As we were pulling up, I saw a girl who went to the same middle school as I followed her older brother, who was a senior through the front doors as if it had been rehearsed at home. At this moment, I would have given my right foot to walk in her shoes right behind an older brother just this once. Eventually, I just walked right inside.

Unfortunately, this would not be the last of my longing for guidance from the older sibling I've never had.

I get it, I got a B in math. I get it, if I would have spent last Friday night studying instead of out with my friends it is possible that I could have gotten an A. But, what my parents seemed to not get was that life actually does go on even if you get a B on a report card. Time doesn't stop, your dreams don't diminish, and you are still viewed as a fairly competent person.

Luckily for my younger sisters, it seems my parents eventually did get it at the cost of my phone being taken away for three months and my social life ceasing to exist for the rest of that school year. As I spent every Friday night at home studying I longed, for just this once, to have an older sibling who was willing to take this hit for me.

Why did nobody tell me that it's actually more fun to go to school dances with friends than the boy you barely know who is just desperate for some conversation with the opposite sex?

I always wondered why that girl I went to middle school with never took a date to any of our formals or homecomings. Eventually, four homecomings and two proms later, I realized that this was because stumbling through the awkward introductions to family, tolerating the completely posed and overdone photos that would never actually be posted anywhere because you didn't talk outside of this forced interaction, and small talk over fruit punch and loud music was never actually necessary. Of course, I passed this message to my younger sisters and saved them the struggle of finding out for themselves.

Don't even get me started on being the first sibling to have to navigate applying to colleges.

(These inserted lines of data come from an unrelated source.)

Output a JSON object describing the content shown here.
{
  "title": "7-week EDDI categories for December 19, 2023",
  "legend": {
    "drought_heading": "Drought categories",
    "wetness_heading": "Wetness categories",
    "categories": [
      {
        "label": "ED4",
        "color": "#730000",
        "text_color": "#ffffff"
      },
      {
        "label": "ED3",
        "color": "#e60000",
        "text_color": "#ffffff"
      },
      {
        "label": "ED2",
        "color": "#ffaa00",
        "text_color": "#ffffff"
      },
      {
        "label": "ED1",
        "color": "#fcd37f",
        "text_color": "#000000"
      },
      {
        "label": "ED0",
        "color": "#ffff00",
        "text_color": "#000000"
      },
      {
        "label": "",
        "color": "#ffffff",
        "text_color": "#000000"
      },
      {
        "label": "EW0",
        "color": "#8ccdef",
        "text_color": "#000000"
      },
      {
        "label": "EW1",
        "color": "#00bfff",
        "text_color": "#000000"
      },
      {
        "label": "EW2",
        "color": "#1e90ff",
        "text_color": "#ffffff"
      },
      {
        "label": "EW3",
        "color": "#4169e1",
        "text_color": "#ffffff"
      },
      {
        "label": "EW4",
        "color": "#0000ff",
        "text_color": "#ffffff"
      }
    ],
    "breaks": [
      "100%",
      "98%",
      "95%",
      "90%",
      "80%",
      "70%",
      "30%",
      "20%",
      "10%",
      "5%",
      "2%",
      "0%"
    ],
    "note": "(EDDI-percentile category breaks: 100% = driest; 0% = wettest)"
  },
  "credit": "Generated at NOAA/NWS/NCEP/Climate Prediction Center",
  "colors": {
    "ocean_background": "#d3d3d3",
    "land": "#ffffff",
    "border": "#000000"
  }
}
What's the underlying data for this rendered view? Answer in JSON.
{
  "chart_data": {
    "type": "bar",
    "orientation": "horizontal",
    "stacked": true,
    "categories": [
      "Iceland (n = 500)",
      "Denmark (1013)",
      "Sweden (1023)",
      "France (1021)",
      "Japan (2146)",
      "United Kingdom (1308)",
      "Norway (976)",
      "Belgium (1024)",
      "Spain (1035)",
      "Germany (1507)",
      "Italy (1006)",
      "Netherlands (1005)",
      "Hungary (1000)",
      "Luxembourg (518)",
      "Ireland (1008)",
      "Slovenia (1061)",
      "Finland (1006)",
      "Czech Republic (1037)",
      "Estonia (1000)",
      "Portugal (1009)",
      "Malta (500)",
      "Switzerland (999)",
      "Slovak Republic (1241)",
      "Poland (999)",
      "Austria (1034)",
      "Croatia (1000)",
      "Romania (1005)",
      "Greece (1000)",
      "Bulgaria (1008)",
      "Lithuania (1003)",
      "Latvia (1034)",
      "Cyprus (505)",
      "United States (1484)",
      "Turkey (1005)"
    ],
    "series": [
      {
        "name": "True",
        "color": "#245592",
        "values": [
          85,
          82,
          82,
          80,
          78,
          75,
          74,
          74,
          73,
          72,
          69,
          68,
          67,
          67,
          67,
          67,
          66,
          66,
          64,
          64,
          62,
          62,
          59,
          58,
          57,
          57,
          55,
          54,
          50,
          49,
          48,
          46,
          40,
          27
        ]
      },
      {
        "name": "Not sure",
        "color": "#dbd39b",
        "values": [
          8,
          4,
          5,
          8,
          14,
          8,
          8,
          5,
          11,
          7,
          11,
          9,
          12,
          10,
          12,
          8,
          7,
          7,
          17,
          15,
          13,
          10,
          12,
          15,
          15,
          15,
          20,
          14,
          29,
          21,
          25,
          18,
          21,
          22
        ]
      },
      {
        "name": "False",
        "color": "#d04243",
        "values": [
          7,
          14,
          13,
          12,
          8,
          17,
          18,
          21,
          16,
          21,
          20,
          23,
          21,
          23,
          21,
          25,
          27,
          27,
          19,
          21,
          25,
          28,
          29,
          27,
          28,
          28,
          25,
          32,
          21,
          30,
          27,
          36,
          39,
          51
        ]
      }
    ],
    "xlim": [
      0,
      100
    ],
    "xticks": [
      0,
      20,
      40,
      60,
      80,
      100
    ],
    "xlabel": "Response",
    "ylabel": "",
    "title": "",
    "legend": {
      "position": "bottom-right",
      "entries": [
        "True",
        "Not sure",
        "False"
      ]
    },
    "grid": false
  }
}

I really could have used you then. I'm convinced there is nothing more difficult than trying to fill out a FAFSA or Common Application with absolutely no guidance or experience. Is my application essay long enough? Should I apply for early or regular admission? What if I don't get accepted anywhere? As selfish as it sounds, I would have given my other foot not to have to find these things out for myself.

I'd trade a lifetime worth of shotgun privileges to have you in my life to help me figure this stuff out.